As an argument for a broader concept of lay ministry, Miller’s book is persuasive. As a history of a movement, though, it rambles. He hauls in plenty of material from business literature (almost all drawn from upper management rather than the factory floor), but he doesn’t quite connect the far-flung examples. The “first wave” of the modern movement he identifies with the Social Gospel, but he admits that it influenced mostly clergy. A “second wave,” belonging to laypeople, mostly men, established groups like the Full Gospel Business Men’s Fellowship and a magazine called Faith at Work. It’s not entirely clear how these efforts aimed at the upper echelon gave rise to the scattered, autonomous and theologically diverse groups of today.

Miller does a better job of describing the challenges and moral dilemmas these groups face. Many Americans feel nervous when Christianity wanders from its pen, as if it were a lamb in a china shop.
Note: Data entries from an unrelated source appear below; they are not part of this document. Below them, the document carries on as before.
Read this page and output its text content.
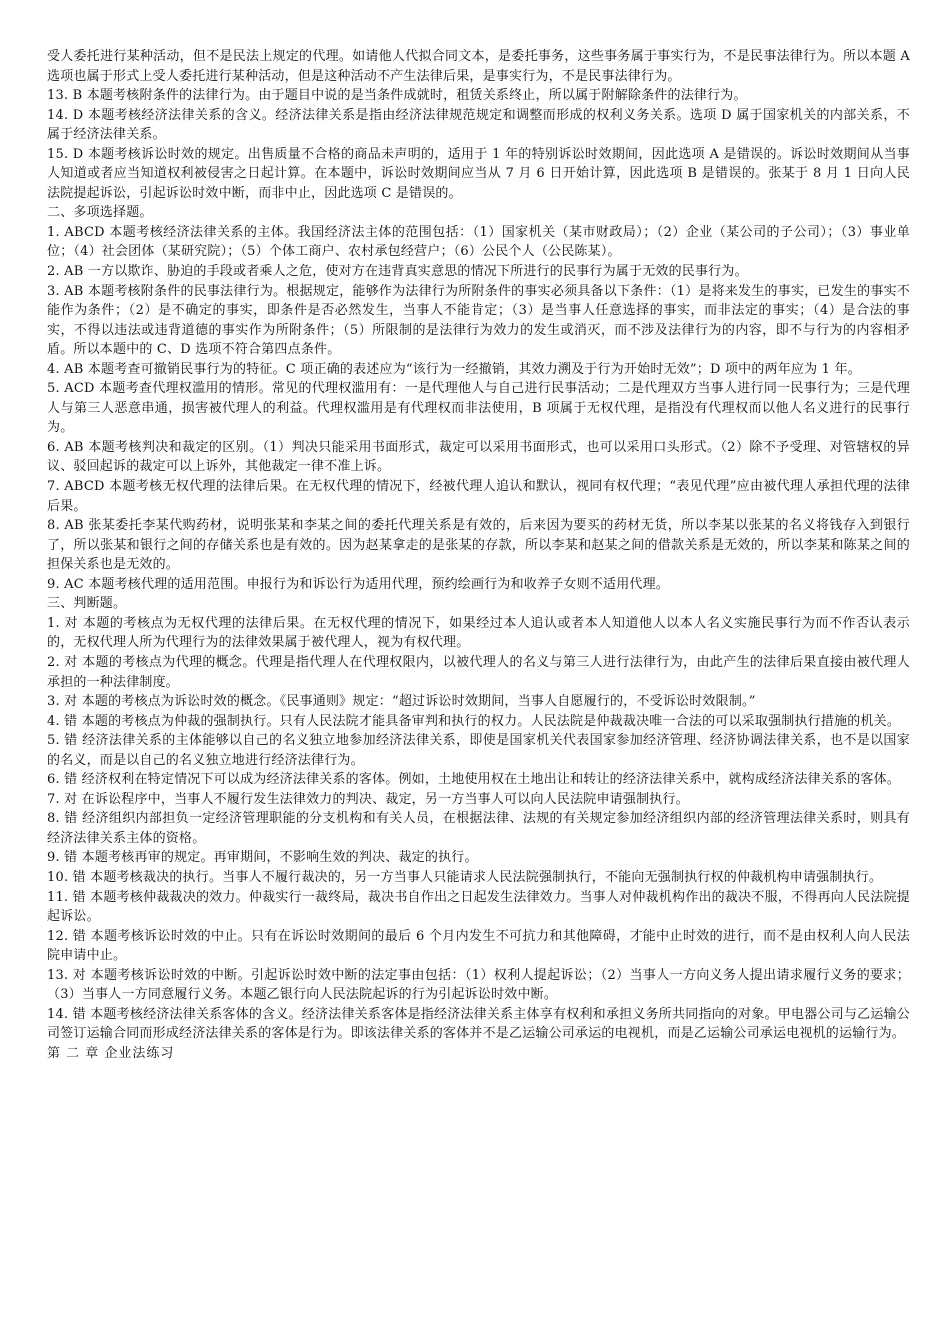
受人委托进行某种活动，但不是民法上规定的代理。如请他人代拟合同文本，是委托事务，这些事务属于事实行为，不是民事法律行为。所以本题 A 选项也属于形式上受人委托进行某种活动，但是这种活动不产生法律后果，是事实行为，不是民事法律行为。

13. B 本题考核附条件的法律行为。由于题目中说的是当条件成就时，租赁关系终止，所以属于附解除条件的法律行为。

14. D 本题考核经济法律关系的含义。经济法律关系是指由经济法律规范规定和调整而形成的权利义务关系。选项 D 属于国家机关的内部关系，不属于经济法律关系。

15. D 本题考核诉讼时效的规定。出售质量不合格的商品未声明的，适用于 1 年的特别诉讼时效期间，因此选项 A 是错误的。诉讼时效期间从当事人知道或者应当知道权利被侵害之日起计算。在本题中，诉讼时效期间应当从 7 月 6 日开始计算，因此选项 B 是错误的。张某于 8 月 1 日向人民法院提起诉讼，引起诉讼时效中断，而非中止，因此选项 C 是错误的。

二、多项选择题。

1. ABCD 本题考核经济法律关系的主体。我国经济法主体的范围包括：（1）国家机关（某市财政局）；（2）企业（某公司的子公司）；（3）事业单位；（4）社会团体（某研究院）；（5）个体工商户、农村承包经营户；（6）公民个人（公民陈某）。

2. AB 一方以欺诈、胁迫的手段或者乘人之危，使对方在违背真实意思的情况下所进行的民事行为属于无效的民事行为。

3. AB 本题考核附条件的民事法律行为。根据规定，能够作为法律行为所附条件的事实必须具备以下条件：（1）是将来发生的事实，已发生的事实不能作为条件；（2）是不确定的事实，即条件是否必然发生，当事人不能肯定；（3）是当事人任意选择的事实，而非法定的事实；（4）是合法的事实，不得以违法或违背道德的事实作为所附条件；（5）所限制的是法律行为效力的发生或消灭，而不涉及法律行为的内容，即不与行为的内容相矛盾。所以本题中的 C、D 选项不符合第四点条件。

4. AB 本题考查可撤销民事行为的特征。C 项正确的表述应为“该行为一经撤销，其效力溯及于行为开始时无效”；D 项中的两年应为 1 年。

5. ACD 本题考查代理权滥用的情形。常见的代理权滥用有：一是代理他人与自己进行民事活动；二是代理双方当事人进行同一民事行为；三是代理人与第三人恶意串通，损害被代理人的利益。代理权滥用是有代理权而非法使用，B 项属于无权代理，是指没有代理权而以他人名义进行的民事行为。

6. AB 本题考核判决和裁定的区别。（1）判决只能采用书面形式，裁定可以采用书面形式，也可以采用口头形式。（2）除不予受理、对管辖权的异议、驳回起诉的裁定可以上诉外，其他裁定一律不准上诉。

7. ABCD 本题考核无权代理的法律后果。在无权代理的情况下，经被代理人追认和默认，视同有权代理；“表见代理”应由被代理人承担代理的法律后果。

8. AB 张某委托李某代购药材，说明张某和李某之间的委托代理关系是有效的，后来因为要买的药材无货，所以李某以张某的名义将钱存入到银行了，所以张某和银行之间的存储关系也是有效的。因为赵某拿走的是张某的存款，所以李某和赵某之间的借款关系是无效的，所以李某和陈某之间的担保关系也是无效的。

9. AC 本题考核代理的适用范围。申报行为和诉讼行为适用代理，预约绘画行为和收养子女则不适用代理。

三、判断题。

1. 对 本题的考核点为无权代理的法律后果。在无权代理的情况下，如果经过本人追认或者本人知道他人以本人名义实施民事行为而不作否认表示的，无权代理人所为代理行为的法律效果属于被代理人，视为有权代理。

2. 对 本题的考核点为代理的概念。代理是指代理人在代理权限内，以被代理人的名义与第三人进行法律行为，由此产生的法律后果直接由被代理人承担的一种法律制度。

3. 对 本题的考核点为诉讼时效的概念。《民事通则》规定：“超过诉讼时效期间，当事人自愿履行的，不受诉讼时效限制。”

4. 错 本题的考核点为仲裁的强制执行。只有人民法院才能具备审判和执行的权力。人民法院是仲裁裁决唯一合法的可以采取强制执行措施的机关。

5. 错 经济法律关系的主体能够以自己的名义独立地参加经济法律关系，即使是国家机关代表国家参加经济管理、经济协调法律关系，也不是以国家的名义，而是以自己的名义独立地进行经济法律行为。

6. 错 经济权利在特定情况下可以成为经济法律关系的客体。例如，土地使用权在土地出让和转让的经济法律关系中，就构成经济法律关系的客体。

7. 对 在诉讼程序中，当事人不履行发生法律效力的判决、裁定，另一方当事人可以向人民法院申请强制执行。

8. 错 经济组织内部担负一定经济管理职能的分支机构和有关人员，在根据法律、法规的有关规定参加经济组织内部的经济管理法律关系时，则具有经济法律关系主体的资格。

9. 错 本题考核再审的规定。再审期间，不影响生效的判决、裁定的执行。

10. 错 本题考核裁决的执行。当事人不履行裁决的，另一方当事人只能请求人民法院强制执行，不能向无强制执行权的仲裁机构申请强制执行。

11. 错 本题考核仲裁裁决的效力。仲裁实行一裁终局，裁决书自作出之日起发生法律效力。当事人对仲裁机构作出的裁决不服，不得再向人民法院提起诉讼。

12. 错 本题考核诉讼时效的中止。只有在诉讼时效期间的最后 6 个月内发生不可抗力和其他障碍，才能中止时效的进行，而不是由权利人向人民法院申请中止。

13. 对 本题考核诉讼时效的中断。引起诉讼时效中断的法定事由包括：（1）权利人提起诉讼；（2）当事人一方向义务人提出请求履行义务的要求；（3）当事人一方同意履行义务。本题乙银行向人民法院起诉的行为引起诉讼时效中断。

14. 错 本题考核经济法律关系客体的含义。经济法律关系客体是指经济法律关系主体享有权利和承担义务所共同指向的对象。甲电器公司与乙运输公司签订运输合同而形成经济法律关系的客体是行为。即该法律关系的客体并不是乙运输公司承运的电视机，而是乙运输公司承运电视机的运输行为。

第 二 章 企业法练习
Not everyone welcomes proselytizers in the office.

Yet as Miller notes, this is not a homogeneous movement, and not all Faith at Work groups are evangelistic. Some prefer to integrate business with ethics or discuss how they experience work in spiritual terms or take up spiritual exercises for personal enrichment. Miller has combined these four Es (evangelism, ethics, experience and enrichment) into an “integration box” that describes the groups with considerable subtlety. Apparently he is not the only scholar on that job, but he laments that Faith at Work has gone all but unnoticed by seminaries.

Should this book survive to a second edition (or a fourth wave), I trust that an editor will prune away the redundancies that pad even its slender 232 pages. And something is missing—a theologian’s skepticism. Miller set out to write a history rather than a biblical reflection, but I still regret the lack of more scriptural underpinning. It would have been worthwhile to contrast today’s ambitious careerists with the more sardonic author of Ecclesiastes. Miller might have explored Jesus’ attitude toward labor (“Consider the lilies, how they grow; they neither toil nor spin”). For more than 100 years, a certain kind of popular literature has portrayed Jesus as the ultimate salesperson or CEO. Despite the Faith at Work movement’s uncritical celebration of work, it seems to me that the Hebrew Bible and the New Testament are shot through with a radical ambivalence about it.

That ambivalence may shed some light on the supposed divide between laity and clergy. It may be true, as Miller charges, that pastors are largely ignorant about business. Most that I know, however, would not be threatened in the least by this movement but would embrace it enthusiastically. What no Christian can quite get past is the divine tension between work and Sabbath—both very much ordained by God, with Sabbath the loser in the modern world. And then there is the outright conflict between God and mammon.

Miller is absolutely right that churches have failed to connect with the largest part of a believer’s week. Too few pastors get to know parishioners in their workplaces or address workplace concerns during worship on Sunday—or bless that work as readily as they do, say, Sunday school teaching. The result is that laypeople can feel radically divorced from these strange church CEOs in robes.

For that message alone, this book deserves to be read. When faith becomes compartmentalized, it no longer is vital. Christians proclaim an incarnational story, telling about God’s work in the world through a carpenter who left his trade and did his greatest work on one particular Friday. If Miller’s book helps his readers to integrate Sunday with Monday, then he will have done his job.